When I joined the Guardians, when I defeated Pitch, I thought everything would be different. I thought that people would start believing, that I would be seen again.

But, no.

Defeating Pitch was no help whatsoever. Since there was nothing for me to do until Winter, there was no reason for people to believe in me. I tried, I really did. In winter, I would start the most catastrophic snowball fights. I would create giant slopes of ice to sled down. I created snowstorms so kids would get to miss school.

I tried my absolute hardest, but no one saw me. No one heard me. I was alone.

The rest of the guardians had more important things to do, so we never really talked. The one person I would talk to would be North, but that was only around Christmas when he would ask me to make sure it was a white Christmas. I only talked to little tooth, the fairy I saved from Pitch, but I made her promise not to tell the Tooth fairy.

So years went by, and still no one believed. The kid who helped us defeat Pitch tried to convince everyone I was real, but no one believed him.

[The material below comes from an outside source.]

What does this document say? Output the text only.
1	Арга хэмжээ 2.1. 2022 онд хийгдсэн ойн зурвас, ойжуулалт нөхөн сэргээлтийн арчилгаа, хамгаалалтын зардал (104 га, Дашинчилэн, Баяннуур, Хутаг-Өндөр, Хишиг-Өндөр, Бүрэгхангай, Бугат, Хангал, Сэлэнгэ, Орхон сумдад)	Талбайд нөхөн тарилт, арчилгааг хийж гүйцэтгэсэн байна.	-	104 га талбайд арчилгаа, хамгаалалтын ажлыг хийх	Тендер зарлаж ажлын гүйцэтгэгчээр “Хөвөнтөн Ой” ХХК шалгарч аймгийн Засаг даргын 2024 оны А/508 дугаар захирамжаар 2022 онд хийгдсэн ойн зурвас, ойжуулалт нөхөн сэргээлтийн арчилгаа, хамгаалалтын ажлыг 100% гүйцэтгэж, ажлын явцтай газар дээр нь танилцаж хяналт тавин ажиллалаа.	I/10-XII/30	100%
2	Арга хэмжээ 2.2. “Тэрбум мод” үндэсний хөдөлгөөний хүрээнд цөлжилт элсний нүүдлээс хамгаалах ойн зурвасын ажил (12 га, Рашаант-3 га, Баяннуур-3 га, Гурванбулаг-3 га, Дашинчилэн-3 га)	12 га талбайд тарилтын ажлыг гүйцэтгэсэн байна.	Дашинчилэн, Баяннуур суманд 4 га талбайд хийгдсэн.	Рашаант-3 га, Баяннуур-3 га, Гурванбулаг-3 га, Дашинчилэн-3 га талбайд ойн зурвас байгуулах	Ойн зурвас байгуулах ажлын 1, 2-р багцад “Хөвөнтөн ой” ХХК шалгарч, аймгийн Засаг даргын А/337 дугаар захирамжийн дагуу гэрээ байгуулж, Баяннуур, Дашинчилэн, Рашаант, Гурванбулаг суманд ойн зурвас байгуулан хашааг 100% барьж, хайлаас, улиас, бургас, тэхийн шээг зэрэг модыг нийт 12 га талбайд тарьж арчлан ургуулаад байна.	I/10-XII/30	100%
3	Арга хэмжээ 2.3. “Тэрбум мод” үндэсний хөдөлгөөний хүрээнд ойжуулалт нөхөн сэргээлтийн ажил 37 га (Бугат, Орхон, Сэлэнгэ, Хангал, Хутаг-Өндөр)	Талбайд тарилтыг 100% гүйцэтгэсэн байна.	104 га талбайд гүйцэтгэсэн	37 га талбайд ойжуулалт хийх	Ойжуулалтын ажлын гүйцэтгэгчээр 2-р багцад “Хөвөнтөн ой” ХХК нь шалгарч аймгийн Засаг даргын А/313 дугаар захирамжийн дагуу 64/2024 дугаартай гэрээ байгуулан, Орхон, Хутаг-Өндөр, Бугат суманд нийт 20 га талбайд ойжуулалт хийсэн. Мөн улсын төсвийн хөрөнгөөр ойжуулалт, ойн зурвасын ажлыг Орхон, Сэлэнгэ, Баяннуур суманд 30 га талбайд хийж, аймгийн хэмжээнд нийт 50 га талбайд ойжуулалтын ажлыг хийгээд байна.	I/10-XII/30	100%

Eventually, he stopped believing himself.

So here I was, alone. I had hours of time on my hands, and I spent them training, learning to understand the ice in the way it understands me. Soon after, I no longer needed my staff, but was very fond of it, so kept it to use as a sort of weapon. I was able to fly, can create ice with my own hands, and had a home all to myself, a little room in the North Pole. People thought I was happy, so turned their backs and helped others who needed help.

But no one knew the fact that every night, I would sneak out. Far away from the North Pole. Far away from Tooth Palace. Far away from Bunnymund's Warren. Far away from the night sky where Sandy would be. I would often sit on a window sill, or a tree branch or rooftop.

And just cry at the hopelessness of it all.